The 1 Point Slam
How to turn sport into content — without selling your soul
Tennis does not always help itself. It has an archaic, non-linear scoring system (15-love, 30-love, 40-love, deuce), obscure tournament hierarchies (Grand Slams, Masters, Challengers) and a highly cultivated reputation for stuffiness in certain parts of the world. Throw in the fact that matches can last up to six hours and little wonder the sport is struggling to attract younger viewers.

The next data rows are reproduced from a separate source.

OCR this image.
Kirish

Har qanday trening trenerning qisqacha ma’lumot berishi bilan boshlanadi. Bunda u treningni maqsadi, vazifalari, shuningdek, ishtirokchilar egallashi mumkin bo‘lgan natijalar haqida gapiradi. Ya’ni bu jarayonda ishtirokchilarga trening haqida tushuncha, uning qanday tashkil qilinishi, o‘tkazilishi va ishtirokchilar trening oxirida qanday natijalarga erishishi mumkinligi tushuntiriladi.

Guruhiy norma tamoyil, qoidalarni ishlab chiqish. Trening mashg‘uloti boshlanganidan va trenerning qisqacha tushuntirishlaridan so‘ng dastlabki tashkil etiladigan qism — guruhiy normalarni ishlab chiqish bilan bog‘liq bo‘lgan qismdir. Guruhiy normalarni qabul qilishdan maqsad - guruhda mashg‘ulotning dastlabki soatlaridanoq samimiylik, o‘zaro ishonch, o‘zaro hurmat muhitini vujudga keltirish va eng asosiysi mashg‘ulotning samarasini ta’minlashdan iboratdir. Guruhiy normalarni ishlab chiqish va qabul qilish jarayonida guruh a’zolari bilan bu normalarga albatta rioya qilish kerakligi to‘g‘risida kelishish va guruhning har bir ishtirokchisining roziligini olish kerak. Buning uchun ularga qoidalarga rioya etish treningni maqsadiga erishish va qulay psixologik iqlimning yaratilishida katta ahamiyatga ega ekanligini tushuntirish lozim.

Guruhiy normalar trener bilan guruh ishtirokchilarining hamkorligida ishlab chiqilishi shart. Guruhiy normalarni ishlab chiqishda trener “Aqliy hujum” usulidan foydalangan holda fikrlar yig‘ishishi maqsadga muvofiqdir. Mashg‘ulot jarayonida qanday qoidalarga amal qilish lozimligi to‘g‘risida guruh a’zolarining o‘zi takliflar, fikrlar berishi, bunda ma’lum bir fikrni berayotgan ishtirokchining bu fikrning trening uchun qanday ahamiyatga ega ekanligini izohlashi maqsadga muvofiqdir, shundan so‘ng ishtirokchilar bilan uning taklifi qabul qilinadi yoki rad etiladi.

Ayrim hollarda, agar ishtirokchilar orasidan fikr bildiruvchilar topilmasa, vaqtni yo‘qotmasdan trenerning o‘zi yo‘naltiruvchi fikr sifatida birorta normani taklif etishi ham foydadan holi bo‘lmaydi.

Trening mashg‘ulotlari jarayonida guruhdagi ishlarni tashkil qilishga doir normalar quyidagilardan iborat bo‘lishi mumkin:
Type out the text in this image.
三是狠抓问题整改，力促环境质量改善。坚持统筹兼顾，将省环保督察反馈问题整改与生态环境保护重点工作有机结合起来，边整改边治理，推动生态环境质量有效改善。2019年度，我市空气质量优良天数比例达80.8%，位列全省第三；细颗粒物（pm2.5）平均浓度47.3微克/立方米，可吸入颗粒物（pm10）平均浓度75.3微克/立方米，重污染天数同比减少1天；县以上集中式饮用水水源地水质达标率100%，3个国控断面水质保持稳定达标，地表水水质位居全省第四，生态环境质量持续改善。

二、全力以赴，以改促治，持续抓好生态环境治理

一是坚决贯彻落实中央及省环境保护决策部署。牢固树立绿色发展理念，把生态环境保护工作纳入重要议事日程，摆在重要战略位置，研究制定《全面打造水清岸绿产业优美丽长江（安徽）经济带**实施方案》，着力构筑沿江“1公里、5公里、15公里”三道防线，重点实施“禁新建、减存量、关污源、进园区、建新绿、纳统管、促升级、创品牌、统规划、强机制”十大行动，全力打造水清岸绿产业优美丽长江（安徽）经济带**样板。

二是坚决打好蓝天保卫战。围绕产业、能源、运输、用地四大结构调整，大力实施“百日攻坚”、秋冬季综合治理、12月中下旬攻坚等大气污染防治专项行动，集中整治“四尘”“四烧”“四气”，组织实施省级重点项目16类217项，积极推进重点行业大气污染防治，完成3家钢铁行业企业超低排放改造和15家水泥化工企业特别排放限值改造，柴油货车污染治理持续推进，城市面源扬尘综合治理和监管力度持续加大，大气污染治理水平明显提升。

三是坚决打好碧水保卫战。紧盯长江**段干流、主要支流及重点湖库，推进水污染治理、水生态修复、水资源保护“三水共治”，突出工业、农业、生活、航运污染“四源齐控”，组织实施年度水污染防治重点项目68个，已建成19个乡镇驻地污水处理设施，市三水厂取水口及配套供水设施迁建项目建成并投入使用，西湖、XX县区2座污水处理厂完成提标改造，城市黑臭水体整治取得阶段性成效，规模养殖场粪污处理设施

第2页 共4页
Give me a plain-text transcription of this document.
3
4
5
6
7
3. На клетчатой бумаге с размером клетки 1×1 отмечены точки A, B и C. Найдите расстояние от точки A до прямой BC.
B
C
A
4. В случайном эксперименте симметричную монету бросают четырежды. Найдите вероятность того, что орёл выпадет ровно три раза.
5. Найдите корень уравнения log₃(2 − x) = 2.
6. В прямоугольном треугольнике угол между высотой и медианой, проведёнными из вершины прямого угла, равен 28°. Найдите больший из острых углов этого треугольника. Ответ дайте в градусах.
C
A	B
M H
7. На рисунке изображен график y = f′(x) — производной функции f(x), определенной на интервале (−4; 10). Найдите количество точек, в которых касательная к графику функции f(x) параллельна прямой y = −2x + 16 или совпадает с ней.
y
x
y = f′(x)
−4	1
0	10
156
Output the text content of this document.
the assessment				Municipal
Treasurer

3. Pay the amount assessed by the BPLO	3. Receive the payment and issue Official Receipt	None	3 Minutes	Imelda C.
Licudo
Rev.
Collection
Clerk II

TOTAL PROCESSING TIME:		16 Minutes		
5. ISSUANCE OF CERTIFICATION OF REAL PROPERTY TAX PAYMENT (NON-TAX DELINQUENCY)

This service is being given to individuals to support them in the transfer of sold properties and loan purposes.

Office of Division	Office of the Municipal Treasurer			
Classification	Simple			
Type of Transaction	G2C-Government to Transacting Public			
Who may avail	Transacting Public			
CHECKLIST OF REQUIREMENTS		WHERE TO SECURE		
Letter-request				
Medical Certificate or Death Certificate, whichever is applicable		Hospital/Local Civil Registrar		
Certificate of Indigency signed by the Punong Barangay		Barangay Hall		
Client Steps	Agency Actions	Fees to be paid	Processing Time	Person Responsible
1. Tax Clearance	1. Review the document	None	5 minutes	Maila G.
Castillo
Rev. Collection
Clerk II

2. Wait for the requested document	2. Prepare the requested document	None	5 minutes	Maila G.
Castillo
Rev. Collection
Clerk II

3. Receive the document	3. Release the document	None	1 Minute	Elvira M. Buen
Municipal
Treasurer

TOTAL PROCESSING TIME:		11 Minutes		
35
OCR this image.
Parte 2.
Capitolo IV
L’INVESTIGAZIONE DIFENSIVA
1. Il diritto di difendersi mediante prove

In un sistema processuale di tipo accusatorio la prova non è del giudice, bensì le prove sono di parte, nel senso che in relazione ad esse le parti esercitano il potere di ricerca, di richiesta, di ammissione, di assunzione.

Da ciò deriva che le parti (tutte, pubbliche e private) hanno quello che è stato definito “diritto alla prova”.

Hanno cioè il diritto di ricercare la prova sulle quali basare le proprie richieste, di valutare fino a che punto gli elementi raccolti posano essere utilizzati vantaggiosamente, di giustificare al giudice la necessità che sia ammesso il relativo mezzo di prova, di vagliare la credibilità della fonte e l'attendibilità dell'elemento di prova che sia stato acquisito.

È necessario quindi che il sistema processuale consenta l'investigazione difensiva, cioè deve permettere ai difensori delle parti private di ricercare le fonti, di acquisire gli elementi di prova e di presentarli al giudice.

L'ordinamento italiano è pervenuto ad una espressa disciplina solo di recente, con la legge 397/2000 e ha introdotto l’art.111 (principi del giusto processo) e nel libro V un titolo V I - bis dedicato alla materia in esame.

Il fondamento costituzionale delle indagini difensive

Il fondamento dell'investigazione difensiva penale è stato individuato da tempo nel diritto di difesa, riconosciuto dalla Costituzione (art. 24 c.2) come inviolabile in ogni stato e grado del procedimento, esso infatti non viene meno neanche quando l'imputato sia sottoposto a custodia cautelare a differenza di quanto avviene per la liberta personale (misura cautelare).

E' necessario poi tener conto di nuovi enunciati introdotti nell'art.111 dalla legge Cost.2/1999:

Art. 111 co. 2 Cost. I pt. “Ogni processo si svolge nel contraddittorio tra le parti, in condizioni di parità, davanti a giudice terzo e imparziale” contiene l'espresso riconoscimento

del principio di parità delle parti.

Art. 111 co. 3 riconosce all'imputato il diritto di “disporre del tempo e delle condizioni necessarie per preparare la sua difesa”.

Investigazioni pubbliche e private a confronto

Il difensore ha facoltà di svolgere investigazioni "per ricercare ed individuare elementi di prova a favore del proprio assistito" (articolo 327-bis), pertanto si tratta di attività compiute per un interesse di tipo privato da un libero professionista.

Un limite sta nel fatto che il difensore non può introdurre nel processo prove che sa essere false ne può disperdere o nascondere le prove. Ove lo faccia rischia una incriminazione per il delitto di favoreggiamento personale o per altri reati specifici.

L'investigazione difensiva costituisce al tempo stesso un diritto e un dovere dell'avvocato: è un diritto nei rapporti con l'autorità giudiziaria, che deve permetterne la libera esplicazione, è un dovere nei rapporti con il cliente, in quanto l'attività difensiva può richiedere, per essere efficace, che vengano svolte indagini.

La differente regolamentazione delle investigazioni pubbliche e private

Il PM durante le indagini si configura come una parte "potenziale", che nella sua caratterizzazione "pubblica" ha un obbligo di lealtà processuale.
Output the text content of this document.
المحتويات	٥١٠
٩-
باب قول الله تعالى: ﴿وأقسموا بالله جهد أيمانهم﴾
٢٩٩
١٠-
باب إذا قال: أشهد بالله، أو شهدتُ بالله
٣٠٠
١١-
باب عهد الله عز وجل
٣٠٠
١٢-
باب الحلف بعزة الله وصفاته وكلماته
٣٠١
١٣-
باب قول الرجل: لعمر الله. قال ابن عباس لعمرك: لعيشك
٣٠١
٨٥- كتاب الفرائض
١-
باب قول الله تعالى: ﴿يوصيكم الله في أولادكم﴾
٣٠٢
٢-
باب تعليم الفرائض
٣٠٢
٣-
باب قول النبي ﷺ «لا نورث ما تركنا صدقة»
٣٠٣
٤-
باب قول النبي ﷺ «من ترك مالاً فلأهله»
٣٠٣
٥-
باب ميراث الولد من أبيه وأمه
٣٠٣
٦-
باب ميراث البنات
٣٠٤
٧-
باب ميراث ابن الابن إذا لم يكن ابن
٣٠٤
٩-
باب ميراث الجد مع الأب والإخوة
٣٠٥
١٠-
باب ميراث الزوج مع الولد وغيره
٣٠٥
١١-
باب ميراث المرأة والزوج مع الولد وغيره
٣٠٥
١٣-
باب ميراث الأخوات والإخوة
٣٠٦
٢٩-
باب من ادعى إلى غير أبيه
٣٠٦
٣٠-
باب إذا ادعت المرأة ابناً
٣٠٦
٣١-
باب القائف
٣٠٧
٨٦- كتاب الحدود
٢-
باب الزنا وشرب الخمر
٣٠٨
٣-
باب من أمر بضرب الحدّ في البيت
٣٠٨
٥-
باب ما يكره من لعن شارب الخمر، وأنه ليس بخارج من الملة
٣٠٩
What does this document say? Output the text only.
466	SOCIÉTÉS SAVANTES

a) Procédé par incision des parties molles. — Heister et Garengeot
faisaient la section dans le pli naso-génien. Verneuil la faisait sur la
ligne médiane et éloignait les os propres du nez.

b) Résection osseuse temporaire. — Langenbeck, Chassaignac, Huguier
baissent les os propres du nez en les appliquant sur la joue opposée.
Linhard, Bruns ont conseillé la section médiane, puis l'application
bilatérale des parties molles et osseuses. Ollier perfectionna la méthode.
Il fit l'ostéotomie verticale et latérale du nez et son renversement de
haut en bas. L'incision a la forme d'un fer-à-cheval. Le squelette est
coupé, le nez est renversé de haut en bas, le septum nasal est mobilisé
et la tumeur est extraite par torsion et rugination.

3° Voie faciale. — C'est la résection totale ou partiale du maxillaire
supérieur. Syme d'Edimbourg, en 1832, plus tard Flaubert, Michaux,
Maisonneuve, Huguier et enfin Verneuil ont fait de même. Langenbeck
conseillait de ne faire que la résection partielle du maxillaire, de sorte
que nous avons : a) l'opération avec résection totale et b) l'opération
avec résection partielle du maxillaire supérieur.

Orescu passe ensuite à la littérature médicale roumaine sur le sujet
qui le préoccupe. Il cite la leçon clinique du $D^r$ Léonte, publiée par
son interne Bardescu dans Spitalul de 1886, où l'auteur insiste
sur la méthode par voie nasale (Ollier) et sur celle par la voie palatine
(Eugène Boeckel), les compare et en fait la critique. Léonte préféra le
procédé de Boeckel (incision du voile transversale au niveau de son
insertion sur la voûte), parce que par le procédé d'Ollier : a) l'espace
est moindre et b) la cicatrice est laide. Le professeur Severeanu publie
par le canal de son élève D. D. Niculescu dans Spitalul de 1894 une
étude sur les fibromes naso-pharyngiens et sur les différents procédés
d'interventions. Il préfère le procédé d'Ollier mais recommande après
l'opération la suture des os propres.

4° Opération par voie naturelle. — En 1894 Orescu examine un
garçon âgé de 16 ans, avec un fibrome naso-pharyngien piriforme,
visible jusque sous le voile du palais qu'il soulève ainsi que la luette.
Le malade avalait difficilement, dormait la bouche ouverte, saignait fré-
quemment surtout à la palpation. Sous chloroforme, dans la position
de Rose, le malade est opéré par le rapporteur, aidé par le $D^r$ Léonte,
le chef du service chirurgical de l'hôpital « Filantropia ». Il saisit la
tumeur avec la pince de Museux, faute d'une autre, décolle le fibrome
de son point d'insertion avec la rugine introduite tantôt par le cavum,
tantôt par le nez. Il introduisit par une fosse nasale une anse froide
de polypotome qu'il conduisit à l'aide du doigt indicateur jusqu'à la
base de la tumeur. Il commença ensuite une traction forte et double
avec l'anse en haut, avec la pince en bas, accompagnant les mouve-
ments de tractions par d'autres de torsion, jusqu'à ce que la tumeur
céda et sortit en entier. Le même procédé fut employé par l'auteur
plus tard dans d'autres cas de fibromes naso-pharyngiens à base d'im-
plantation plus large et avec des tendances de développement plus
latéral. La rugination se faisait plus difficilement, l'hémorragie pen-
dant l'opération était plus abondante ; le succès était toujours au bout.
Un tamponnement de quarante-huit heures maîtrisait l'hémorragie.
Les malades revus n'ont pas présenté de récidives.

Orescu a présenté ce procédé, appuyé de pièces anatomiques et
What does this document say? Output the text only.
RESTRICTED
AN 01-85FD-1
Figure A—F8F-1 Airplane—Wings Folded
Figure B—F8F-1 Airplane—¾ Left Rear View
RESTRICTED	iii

Given this, the gravitational pull of gimmicks can be irresistible. See the endless slop of exhibitions, ‘Battle of the Sexes’ re-matches and the proliferation of on-court microphones. The problem is many attempts at diversification clash with what actually makes tennis appealing, by diluting the stakes and sacrificing tension for speed. Instead of acting as a gateway drug, they serve only to further alienate potential fans.
So credit where credit is due: the Australian Open has created something good. The tournament officially commences on Sunday, but during qualifying week, it launched what it calls the 1 Point Slam1. This is exactly as it sounds — a one-point, winner-takes-all format on the main Rod Laver Arena that gives professionals, amateurs and wildcards the chance to compete for $1 million (around £500,000).
I think it worked for a few reasons. First, the premise is instantly understandable. One point: winners advance, losers go home. Second, instead of trying to simulate ‘real’ tennis badly, it does the opposite. The 1 Point Slam openly acknowledges: this is chaos. Third, it maximises tension without pretending to measure greatness.
This was achieved not only through the genuinely impressive prize money, but the format. Top players, including Carlos Alcaraz, Iga Swiatek, Jannik Sinner and Coco Gauff ran the very real risk of looking stupid. Men could lose to women, professionals to amateurs, Gen Z to Boomers.
The players certainly felt it. Sinner and Gauff both double faulted to crash out of the event (professionals were only allowed one serve). World number nine Taylor Fritz posted on social media: “Now that I’m actually watching it on TV, massive L from me to not be playing the one point slam, this looks like so much fun.”